[comp.unix.wizards] How to get $

jwm@renoir.Berkeley.EDU (Jeff Mc Carrell) (07/01/87)

    We run SunOS 3.x and BSD 4.3 around here and I have a number of
programs that I compile just for my bin.  I'd like to have an incantation
that is portable across these 2 systems that will expand to my home
directory.  Currently I use:

HDIR	      = $${HOME}

which expands to ${HOME} which when passed directly to the shell works
just fine.  This is fine for things like:

install:	$(PROGRAM)
		@install -c -s $(HDIR)/bin foo

but doesn't work in something like:

DEST	      = $(HDIR)/bin

install:	$(DEST)/$(PROGRAM)

because $(DEST) expands to $(HDIR)/bin expands to ${HOME}/bin and BSD
make doesn't know how to evaluate that.  SunOS make works fine because it
reads all of the environment variables, so ${HOME} is known.

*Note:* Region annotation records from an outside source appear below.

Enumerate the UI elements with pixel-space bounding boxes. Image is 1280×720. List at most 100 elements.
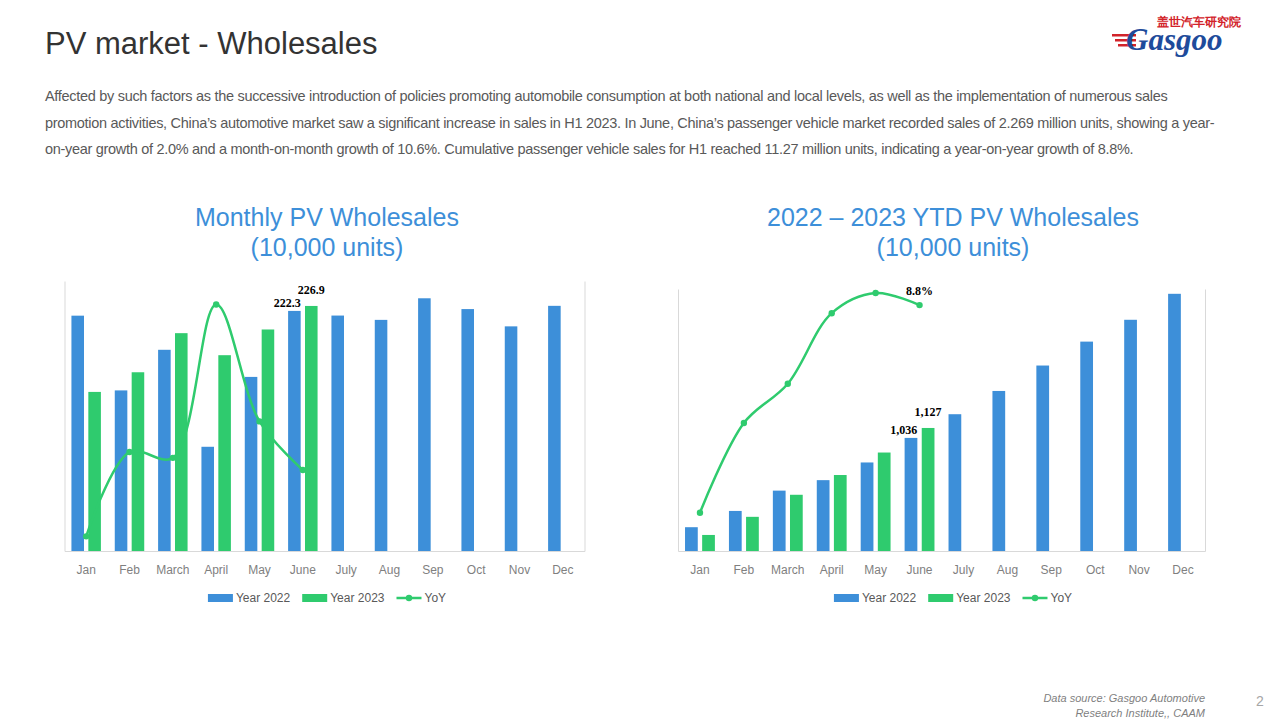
bar	[702, 535, 715, 551]
x-axis-tick: Nov	[1128, 551, 1149, 577]
bar	[729, 511, 742, 551]
line-marker	[916, 302, 922, 308]
x-axis-tick-label: Jan	[690, 563, 709, 577]
y2-axis-line	[585, 282, 586, 552]
x-axis-tick: Aug	[997, 551, 1018, 577]
line-marker	[83, 533, 89, 539]
line	[86, 305, 303, 537]
legend-label: Year 2023	[956, 591, 1011, 605]
bar	[1080, 342, 1093, 551]
data-label: 1,127	[915, 405, 942, 419]
x-axis-tick: April	[204, 551, 228, 577]
x-axis-tick-label: April	[820, 563, 844, 577]
line-marker	[300, 467, 306, 473]
bar	[331, 316, 344, 551]
x-axis: JanFebMarchAprilMayJuneJulyAugSepOctNovD…	[65, 551, 585, 577]
x-axis-tick: March	[156, 551, 189, 577]
bar	[746, 517, 759, 551]
x-axis-tick-label: Oct	[467, 563, 486, 577]
x-axis-tick: April	[820, 551, 844, 577]
bar	[922, 428, 935, 551]
bar	[1168, 294, 1181, 551]
page-number: 2	[1256, 693, 1264, 709]
plot-area	[685, 290, 1181, 551]
line-marker	[256, 418, 262, 424]
legend-label: Year 2023	[330, 591, 385, 605]
chart-title: 2022 – 2023 YTD PV Wholesales	[767, 203, 1139, 231]
bar	[375, 320, 388, 551]
x-axis-tick-label: May	[248, 563, 271, 577]
x-axis-tick: Dec	[552, 551, 573, 577]
x-axis-tick-label: June	[907, 563, 933, 577]
legend-label: Year 2022	[862, 591, 917, 605]
y-axis-line	[65, 282, 66, 552]
bar	[1036, 366, 1049, 551]
data-label: 222.3	[274, 296, 301, 310]
line-marker	[170, 455, 176, 461]
x-axis-tick: Sep	[1041, 551, 1063, 577]
legend-item: Year 2023	[928, 591, 1011, 605]
y-axis	[678, 290, 679, 552]
legend-item: Year 2022	[834, 591, 917, 605]
x-axis-tick: Jan	[690, 551, 709, 577]
bar	[548, 306, 561, 551]
line-marker	[741, 420, 747, 426]
line-marker	[785, 381, 791, 387]
legend-label: Year 2022	[236, 591, 291, 605]
x-axis-tick-label: Dec	[552, 563, 573, 577]
bar	[505, 326, 518, 551]
x-axis-tick: Feb	[734, 551, 755, 577]
y-axis	[65, 282, 66, 552]
bar	[685, 527, 698, 551]
x-axis-tick: Oct	[467, 551, 486, 577]
legend-swatch	[302, 594, 327, 602]
x-axis-tick: March	[771, 551, 804, 577]
bar	[305, 306, 318, 551]
bar	[1124, 320, 1137, 551]
x-axis-tick-label: Jan	[76, 563, 95, 577]
legend: Year 2022Year 2023YoY	[208, 591, 446, 605]
bar	[773, 491, 786, 551]
x-axis-tick-label: Aug	[379, 563, 400, 577]
x-axis-tick: July	[953, 551, 974, 577]
x-axis-tick: May	[248, 551, 271, 577]
data-label: 8.8%	[906, 284, 933, 298]
x-axis-tick-label: July	[953, 563, 974, 577]
x-axis-tick: June	[290, 551, 316, 577]
logo: 盖世汽车研究院Gasgoo	[1112, 15, 1241, 57]
y2-axis-line	[1205, 290, 1206, 552]
legend-swatch-marker	[1032, 595, 1038, 601]
legend-item: Year 2023	[302, 591, 385, 605]
x-axis-line	[679, 551, 1206, 552]
chart-title: Monthly PV Wholesales	[195, 203, 459, 231]
legend-item: Year 2022	[208, 591, 291, 605]
x-axis-tick-label: March	[771, 563, 804, 577]
line	[700, 293, 920, 513]
x-axis-tick-label: Oct	[1086, 563, 1105, 577]
bar	[418, 298, 431, 551]
legend-label: YoY	[1050, 591, 1072, 605]
x-axis-tick: Nov	[509, 551, 530, 577]
line-marker	[829, 310, 835, 316]
x-axis-tick-label: Nov	[1128, 563, 1149, 577]
logo-en: Gasgoo	[1126, 22, 1222, 57]
x-axis-tick: Feb	[119, 551, 140, 577]
paragraph: Affected by such factors as the successi…	[45, 83, 1225, 163]
bar	[201, 447, 214, 551]
legend-swatch-marker	[406, 595, 412, 601]
bar	[861, 462, 874, 551]
source-note: Data source: Gasgoo Automotive	[1043, 692, 1205, 704]
legend: Year 2022 Year 2023 YoY	[834, 591, 1072, 605]
bar	[132, 372, 145, 551]
chart-subtitle: (10,000 units)	[877, 233, 1030, 261]
bar	[817, 480, 830, 551]
data-labels: 1,0361,1278.8%	[890, 284, 941, 437]
bar	[288, 311, 301, 551]
bar	[878, 453, 891, 551]
plot-area	[71, 298, 560, 551]
x-axis-tick: Oct	[1086, 551, 1105, 577]
legend-swatch	[208, 594, 233, 602]
line-marker	[126, 449, 132, 455]
page-title: PV market - Wholesales	[45, 26, 378, 61]
data-label: 226.9	[298, 283, 325, 297]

Has anyone thought of a good solution for this problem?

						jeff
						jwm@renoir.Berkeley.EDU
						...!ucbvax!jwm

chris@mimsy.UUCP (Chris Torek) (07/01/87)

In article <19550@ucbvax.BERKELEY.EDU> jwm@renoir.Berkeley.EDU (Jeff
Mc Carrell) writes:
>... I'd like to have an incantation that is portable across these 2
>systems that will expand to my home directory.  [With the omitted
>definitions,] $(DEST) expands to $(HDIR)/bin expands to ${HOME}/bin
>and BSD make doesn't know how to evaluate that.  SunOS make works
>fine because it reads all of the environment variables, so ${HOME}
>is known.

The trick, then, is to pass all environment variables into make,
without changing make.  Surprise, this is easy.  Arthur Olson's
script to the rescue:

	% cat bin/make
	#! /bin/csh -f
	exec /bin/make $*:q "`printenv`"
	% 

This does slow make noticeably on, e.g., 750s.  I use it anyway.
-- 
In-Real-Life: Chris Torek, Univ of MD Comp Sci Dept (+1 301 454 7690)
Domain:	chris@mimsy.umd.edu	Path:	seismo!mimsy!chrs l

hasch@siemens.UUCP (Harald Schaefer) (07/01/87)

One way i can see is to path the value of $HOME on the command line.

	make HOME=$HOME ....

You can set an alias for this kind of make invokation.